Seit 1986 lückenlos dabei

Fast unbemerkt wird dagegen in Budapest gefahren – bereits seit 1986 lückenlos. Der Ungarn-Grand-Prix steht kurioserweise nie zur Debatte. Bis 2022 hat sich die Formel 1 vertraglich an die zauberhafte Donaumetropole und ihren Micky-Maus-Kurs gebunden. „In Ungarn werden wir erneut einen harten Kampf gegen Ferrari und Red Bull erleben. Der Hungaroring ist ein Kurs, der nach viel Abtrieb verlangt“, sagt Mercedes-Sportchef Toto Wolff vor der extrem kurvigen Raserei am Sonntag (15.10 Uhr/ RTL).

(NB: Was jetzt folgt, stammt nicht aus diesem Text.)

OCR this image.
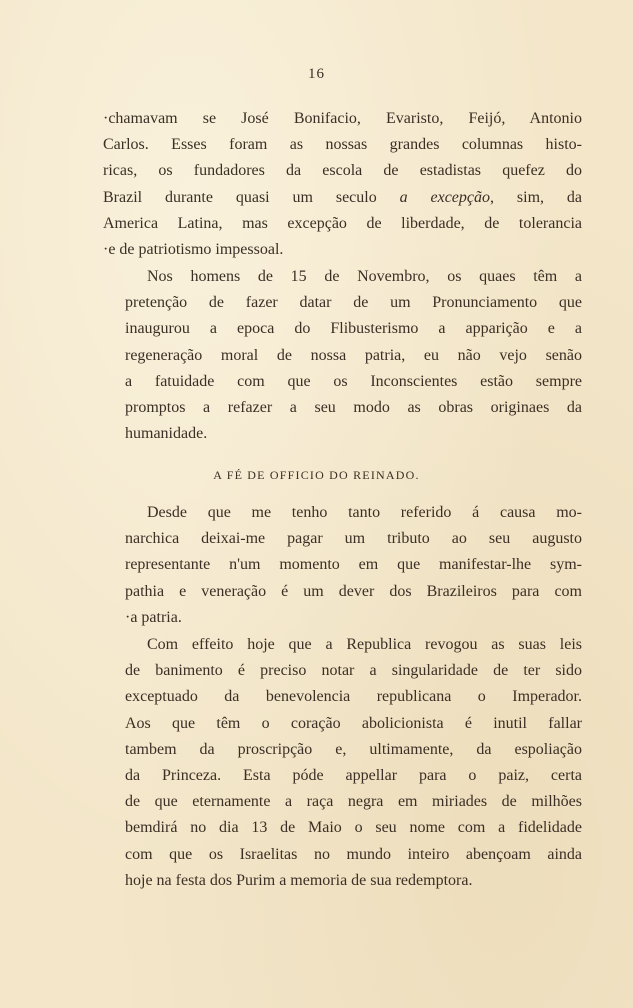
16
·chamavam se José Bonifacio, Evaristo, Feijó, Antonio
Carlos. Esses foram as nossas grandes columnas histo-
ricas, os fundadores da escola de estadistas quefez do
Brazil durante quasi um seculo a excepção, sim, da
America Latina, mas excepção de liberdade, de tolerancia
·e de patriotismo impessoal.
Nos homens de 15 de Novembro, os quaes têm a
pretenção de fazer datar de um Pronunciamento que
inaugurou a epoca do Flibusterismo a apparição e a
regeneração moral de nossa patria, eu não vejo senão
a fatuidade com que os Inconscientes estão sempre
promptos a refazer a seu modo as obras originaes da
humanidade.
A FÉ DE OFFICIO DO REINADO.
Desde que me tenho tanto referido á causa mo-
narchica deixai-me pagar um tributo ao seu augusto
representante n'um momento em que manifestar-lhe sym-
pathia e veneração é um dever dos Brazileiros para com
·a patria.
Com effeito hoje que a Republica revogou as suas leis
de banimento é preciso notar a singularidade de ter sido
exceptuado da benevolencia republicana o Imperador.
Aos que têm o coração abolicionista é inutil fallar
tambem da proscripção e, ultimamente, da espoliação
da Princeza. Esta póde appellar para o paiz, certa
de que eternamente a raça negra em miriades de milhões
bemdirá no dia 13 de Maio o seu nome com a fidelidade
com que os Israelitas no mundo inteiro abenҫoam ainda
hoje na festa dos Purim a memoria de sua redemptora.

Die Formel-1-Gemeinde hat sich an ihren „Holiday-Grand-Prix“ gewöhnt. „Wir gehen ins Zentrum und haben einen tollen Blick auf den Fluss. Man ist das ganze Wochenende über ein Teil der Stadt“, sagt Fernando Alonso, für den das Rennen einen Vorgeschmack auf den Urlaub gibt. Nach Budapest geht es ja traditionell in die Ferien.

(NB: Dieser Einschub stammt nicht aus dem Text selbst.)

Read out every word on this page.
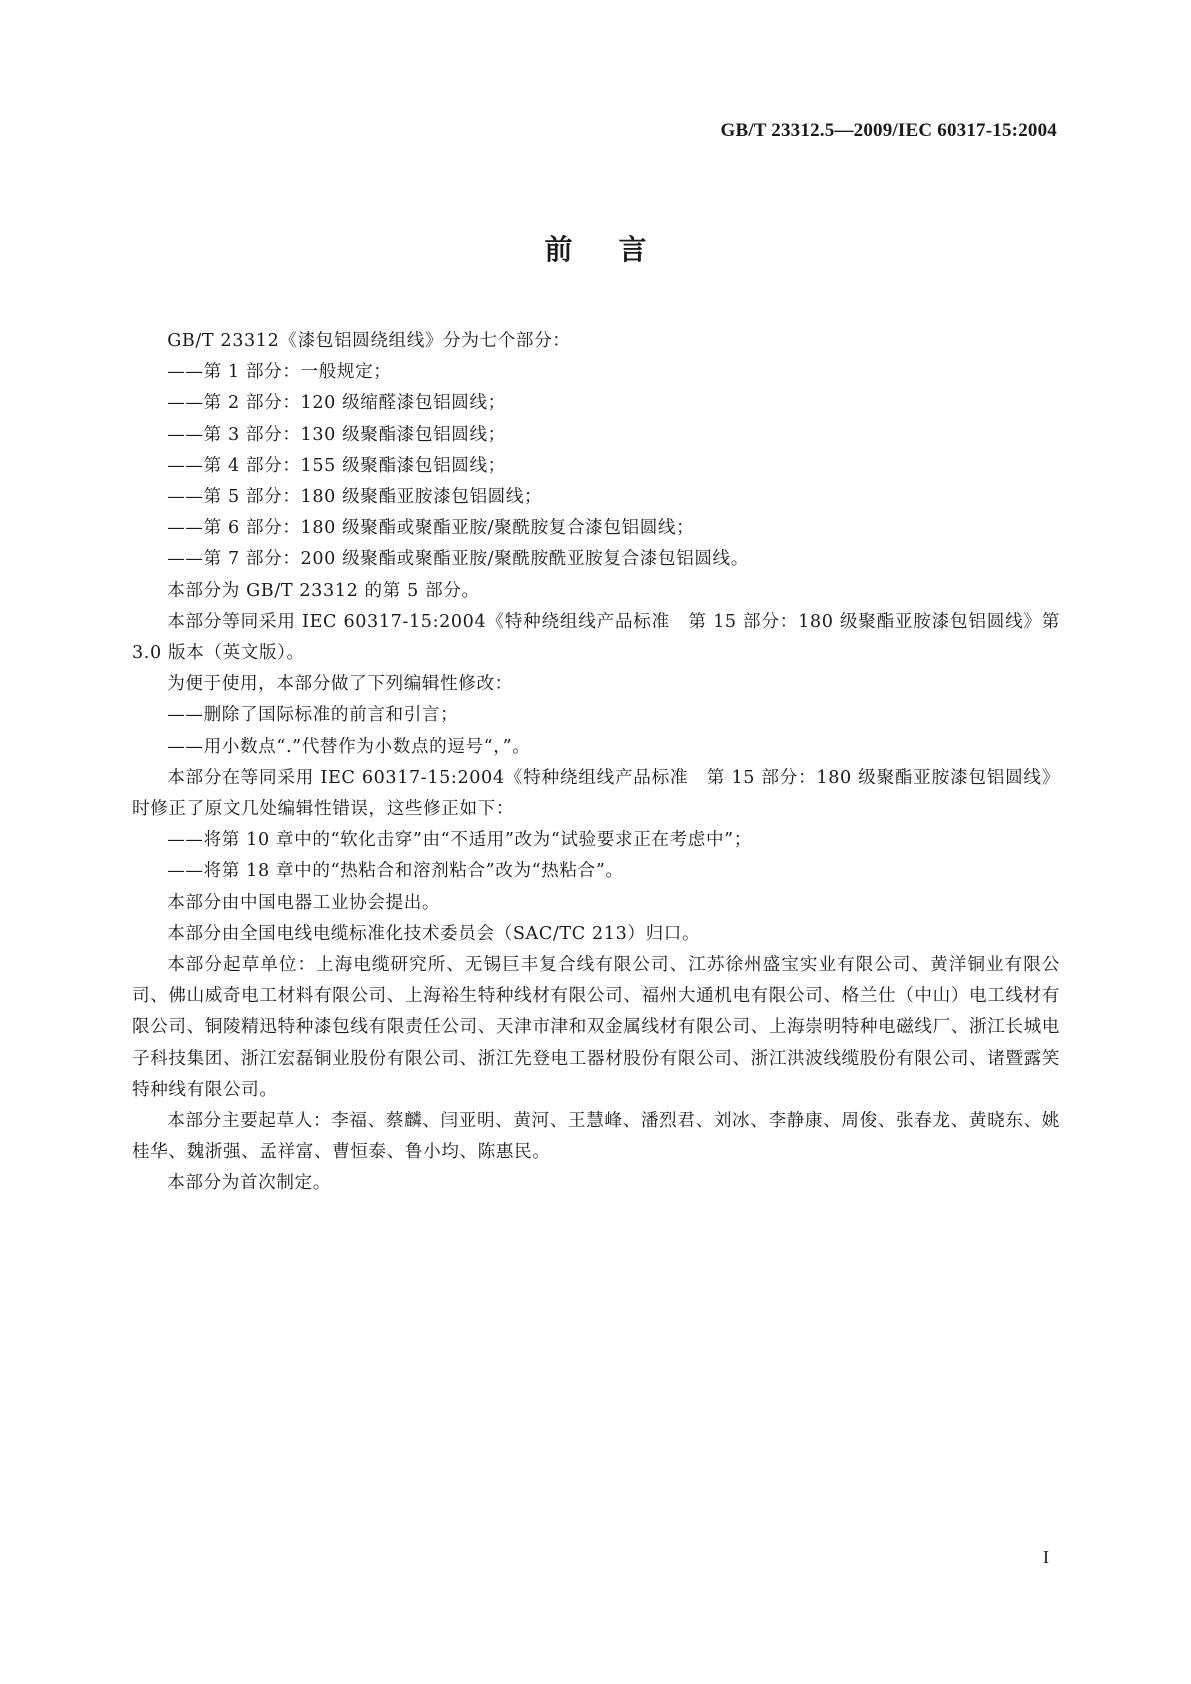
GB/T 23312.5—2009/IEC 60317-15:2004
前言

GB/T 23312《漆包铝圆绕组线》分为七个部分：

——第 1 部分：一般规定；

——第 2 部分：120 级缩醛漆包铝圆线；

——第 3 部分：130 级聚酯漆包铝圆线；

——第 4 部分：155 级聚酯漆包铝圆线；

——第 5 部分：180 级聚酯亚胺漆包铝圆线；

——第 6 部分：180 级聚酯或聚酯亚胺/聚酰胺复合漆包铝圆线；

——第 7 部分：200 级聚酯或聚酯亚胺/聚酰胺酰亚胺复合漆包铝圆线。

本部分为 GB/T 23312 的第 5 部分。

本部分等同采用 IEC 60317-15:2004《特种绕组线产品标准　第 15 部分：180 级聚酯亚胺漆包铝圆线》第 3.0 版本（英文版）。

为便于使用，本部分做了下列编辑性修改：

——删除了国际标准的前言和引言；

——用小数点“.”代替作为小数点的逗号“，”。

本部分在等同采用 IEC 60317-15:2004《特种绕组线产品标准　第 15 部分：180 级聚酯亚胺漆包铝圆线》时修正了原文几处编辑性错误，这些修正如下：

——将第 10 章中的“软化击穿”由“不适用”改为“试验要求正在考虑中”；

——将第 18 章中的“热粘合和溶剂粘合”改为“热粘合”。

本部分由中国电器工业协会提出。

本部分由全国电线电缆标准化技术委员会（SAC/TC 213）归口。

本部分起草单位：上海电缆研究所、无锡巨丰复合线有限公司、江苏徐州盛宝实业有限公司、黄洋铜业有限公司、佛山威奇电工材料有限公司、上海裕生特种线材有限公司、福州大通机电有限公司、格兰仕（中山）电工线材有限公司、铜陵精迅特种漆包线有限责任公司、天津市津和双金属线材有限公司、上海崇明特种电磁线厂、浙江长城电子科技集团、浙江宏磊铜业股份有限公司、浙江先登电工器材股份有限公司、浙江洪波线缆股份有限公司、诸暨露笑特种线有限公司。

本部分主要起草人：李福、蔡麟、闫亚明、黄河、王慧峰、潘烈君、刘冰、李静康、周俊、张春龙、黄晓东、姚桂华、魏浙强、孟祥富、曹恒泰、鲁小均、陈惠民。

本部分为首次制定。

I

Nicht nur Alonso träumt am Donau-Ufer, auch die anderen Piloten genießen die Abende im Rom des Ostens. Warum Budapest seinen festen Platz im Rennkalender hat, liegt weniger an der Kulisse als an der Tatsache, dass der Staat die Zeche zahlt – und das pünktlich. Stets werden die kolportierten 17 Millionen Euro Startgeld ohne Murren überwiesen. Nichts schätzte der einstmalige Formel-1-Chef Bernie Ecclestone mehr als eine vorbildliche Zahlungsmoral, seinen Nachfolgern von Liberty geht es nicht anders. Ungarn ist zwar arm, doch die Regierung weiß: Nur einmal im Jahr schaut die Welt auf Budapest – und das wegen der Formel 1. Ungarn produziert sonst ja nur Schlagzeilen durch den fragwürdigen Regierungsstil des Staatschefs Viktor Orbán. Ansonsten stehen nur noch trübe Themen wie die zunehmende Armut im Land sowie die gnadenlose Grenzpolitik der Regierung im Hinblick auf den Flüchtlingsstrom im Blickfeld.

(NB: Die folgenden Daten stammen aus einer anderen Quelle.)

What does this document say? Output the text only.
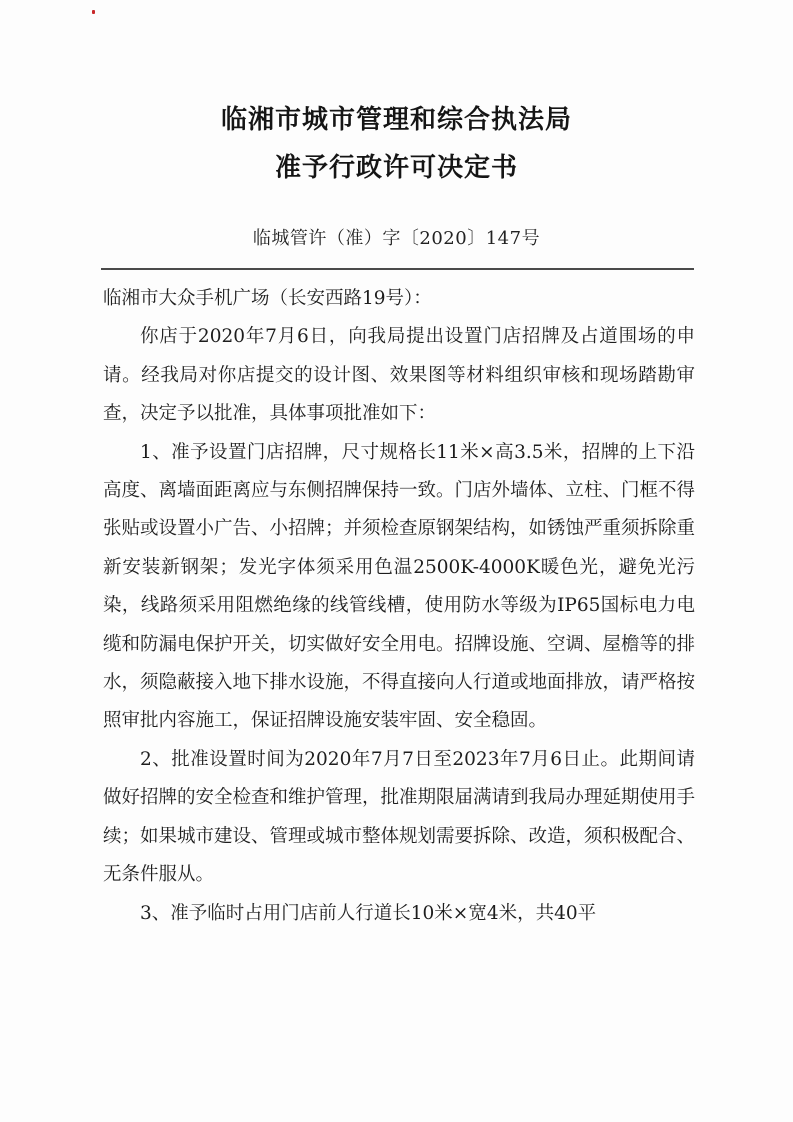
临湘市城市管理和综合执法局
准予行政许可决定书
临城管许（准）字〔2020〕147号

临湘市大众手机广场（长安西路19号）：

你店于2020年7月6日，向我局提出设置门店招牌及占道围场的申请。经我局对你店提交的设计图、效果图等材料组织审核和现场踏勘审查，决定予以批准，具体事项批准如下：

1、准予设置门店招牌，尺寸规格长11米×高3.5米，招牌的上下沿高度、离墙面距离应与东侧招牌保持一致。门店外墙体、立柱、门框不得张贴或设置小广告、小招牌；并须检查原钢架结构，如锈蚀严重须拆除重新安装新钢架；发光字体须采用色温2500K-4000K暖色光，避免光污染，线路须采用阻燃绝缘的线管线槽，使用防水等级为IP65国标电力电缆和防漏电保护开关，切实做好安全用电。招牌设施、空调、屋檐等的排水，须隐蔽接入地下排水设施，不得直接向人行道或地面排放，请严格按照审批内容施工，保证招牌设施安装牢固、安全稳固。

2、批准设置时间为2020年7月7日至2023年7月6日止。此期间请做好招牌的安全检查和维护管理，批准期限届满请到我局办理延期使用手续；如果城市建设、管理或城市整体规划需要拆除、改造，须积极配合、无条件服从。

3、准予临时占用门店前人行道长10米×宽4米，共40平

Ablenkung von den „bad news“

Der Formel-1-Grand-Prix in Budapest liefert die gewünschten „good news“, und er lenkt ab von den „bad news“. So dicht Orbán die Grenzen auch macht, der Budapest-Grand-Prix war seinerzeit ein Türöffner zwischen Ost und West. Ecclestone wollte mit der Premiere 1986 ausprobieren, ob es möglich ist, seinen Milliardenzirkus hinter dem Eisernen Vorhang fahren zu lassen. Der Protz des Kapitalismus trifft auf den schwunglosen Sozialismus, das war die Idee. Also ließ sich der Formel-1-Patron feiern als Visionär, der die signifikanteste Grenze der Welt überwinden konnte. Die Ungarn dankte ihm das Gastspiel, indem sie bei Autogrammstunden vor Ayrton Senna in die Knie gingen, als stünden sie vor dem Papst.

Inzwischen benötigt der Hungaroring eine Frischzellenkur – etwa an den Tribünen und Kabinen der TV-Kommentatoren. Ab Herbst 2018 soll das Boxengebäude auf Vordermann gebracht werden. Allerdings ging es 1986 ja auch schon sehr antiquiert und dem damaligen Osten entsprechend eher verstaubt zu. Nicht lange überlebt hatten jedenfalls die Wellblechbuden der Prostituierten rund um den Hungaroring, die Ecclestone sofort wieder abreißen ließ.

Doch auch so bevölkern seit Jahren die Hardcore-Fans aus England, Deutschland, Italien oder den Niederlanden die Stadt – und machen sie zum Ballermann des Ostens. Deshalb pfeifen die meisten von ihnen auf Rennen in Miami, Las Vegas und New York.